Brel sings like Dettmar paints: in strong colors. The Amsterdam pictures, created in 1990, can now be seen in Potsdam’s Jan Bouman House in the Dutch Quarter. They look as timeless as Brel’s 1964 song sounds: with a nod to nostalgia. Dark, flat facades in red and brown tones, with a grey-white sky above. Strong areas of white give the images a clear structure. No cars, no people, not even bicycles can be seen. Pure architecture, carried by a strong rhythm through the strong colors. The Amsterdam that the painter showed in 1990 could also have been from 1890.

Alexander Dettmar, born in Freiburg im Breisgau in 1953, now lives in Mecklenburg.
© Ottmar Winter PNN/Ottmar Winter PNN

In the 1990s in Potsdam

The artists of classical modernism are Alexander Dettmar’s frame of reference, always have been and have remained to this day. No flaws, he finds himself. You can see where he ranks himself as an artist, he thinks. “What someone like Jackson Pollock did is already over today,” he says. He himself has also experimented with abstraction, but always found his way back to recognizable form. He shares a love of architecture with Lyonel Feininger, his great role model. Where Feininger’s famous Thuringian villages are flat and floating, almost dancing, Dettmar’s facades are more grounded.
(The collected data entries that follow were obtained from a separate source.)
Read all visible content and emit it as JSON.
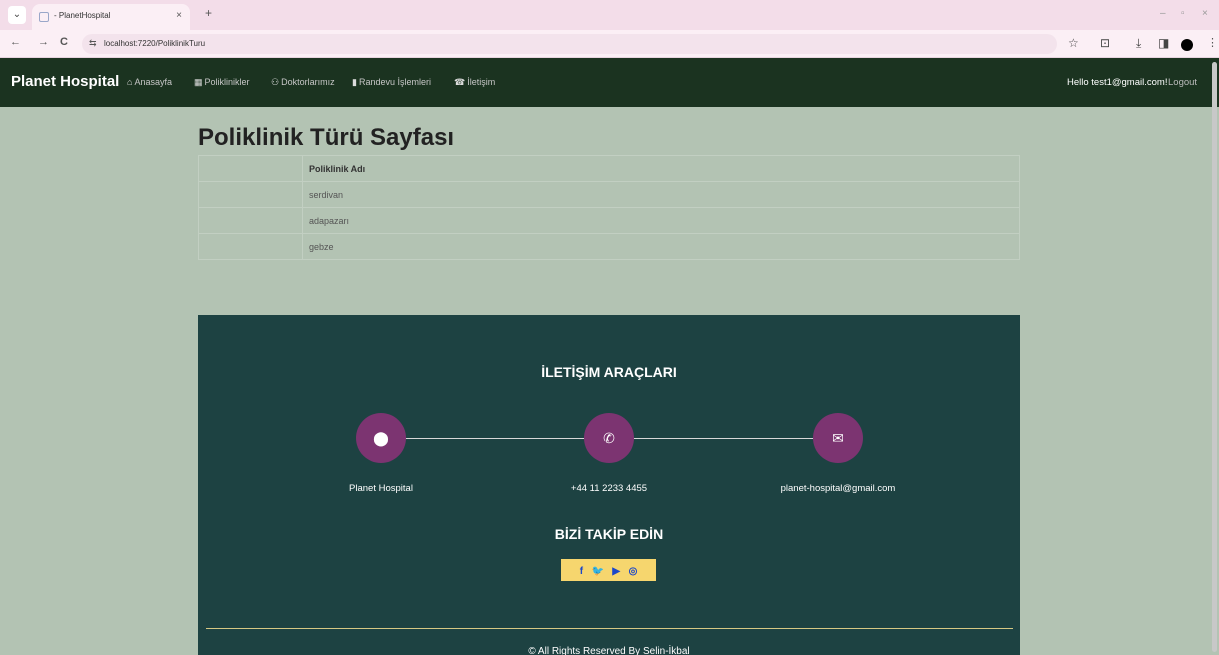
{
  "browser": {
    "tab_title": "- PlanetHospital",
    "tab_close": "×",
    "new_tab": "+",
    "url": "localhost:7220/PoliklinikTuru",
    "nav_back": "←",
    "nav_forward": "→",
    "nav_reload": "C",
    "site_info": "⇆",
    "star": "☆",
    "extensions": "⊡",
    "download": "⤓",
    "sidepanel": "◨",
    "menu": "⋮",
    "minimize": "–",
    "restore": "▫",
    "close": "×",
    "tab_dropdown": "⌄"
  },
  "navbar": {
    "brand": "Planet Hospital",
    "links": [
      {
        "icon": "⌂",
        "label": "Anasayfa"
      },
      {
        "icon": "▦",
        "label": "Poliklinikler"
      },
      {
        "icon": "⚇",
        "label": "Doktorlarımız"
      },
      {
        "icon": "▮",
        "label": "Randevu İşlemleri"
      },
      {
        "icon": "☎",
        "label": "İletişim"
      }
    ],
    "hello": "Hello test1@gmail.com!",
    "logout": "Logout"
  },
  "main": {
    "title": "Poliklinik Türü Sayfası",
    "table": {
      "header": "Poliklinik Adı",
      "rows": [
        "serdivan",
        "adapazarı",
        "gebze"
      ]
    }
  },
  "footer": {
    "contact_title": "İLETİŞİM ARAÇLARI",
    "contacts": [
      {
        "icon": "⬤",
        "label": "Planet Hospital"
      },
      {
        "icon": "✆",
        "label": "+44 11 2233 4455"
      },
      {
        "icon": "✉",
        "label": "planet-hospital@gmail.com"
      }
    ],
    "follow_title": "BİZİ TAKİP EDİN",
    "social": [
      {
        "icon": "f"
      },
      {
        "icon": "🐦"
      },
      {
        "icon": "▶"
      },
      {
        "icon": "◎"
      }
    ],
    "copyright": "© All Rights Reserved By Selin-İkbal"
  },
  "colors": {
    "page_bg": "#b3c3b3",
    "navbar_bg": "#1b3320",
    "footer_bg": "#1d4242",
    "circle": "#7c3471",
    "social_bg": "#f6d66e"
  }
}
Like the churches in Cologne and his cycle on destroyed synagogues.

If Dettmar’s Amsterdam pictures can now be seen in the Dutch Quarter, it’s a double homecoming. On the one hand, from a purely architectural point of view, they are now “at home” again – in the historic brick building. The carpenter, shipbuilder and master carpenter Jan Bouman, who built the four squares in Potsdam between 1732 and 1742 on the instructions of Friedrich Wilhelm I, came from Amsterdam himself. And it is also a return for the painter Alexander Dettmar himself. He had already been to Potsdam in 1993. Painted the Alexandrowka Colony – and the Dutch Quarter. In 1997 he even exhibited his paintings in the Roman Baths in Sanssouci Park, “as the first living artist”.

Dettmar's
Dettmar’s “Views of Potsdam” hang opposite in the Jan Bouman House Views of Amsterdam.
© Ottmar Winter PNN/Ottmar Winter PNN

model and replica

In the Jan Bouman House, the model and replica now hang opposite one another. Views of Potsdam from the early 1990s are on the rough plastered wall on the first floor – on the opposite side are the pictures from Amsterdam. What immediately catches the eye is what fascinated Dettmar here and there: the shades of the color red. Sometimes bordeaux, sometimes blood red, sometimes almost orange. In the color red, Dettmar likes what he likes in art in general: the power.

In Amsterdam, the application of paint is more cracked, the perspective more open. Squares are recognizable, the city seems to breathe more. The Dutch Quarter is colored in lighter shades of red, yet it appears more secluded. “I painted it the way I saw it at the time,” he says. What he saw: frontal view of glowing red facades with a white sky above. Dark window caves. 1993 was the year in which the cultural workers of the fabrik had to vacate their place on Gutenbergstraße. There is no trace of this at Dettmar. Instead, pure, timeless form.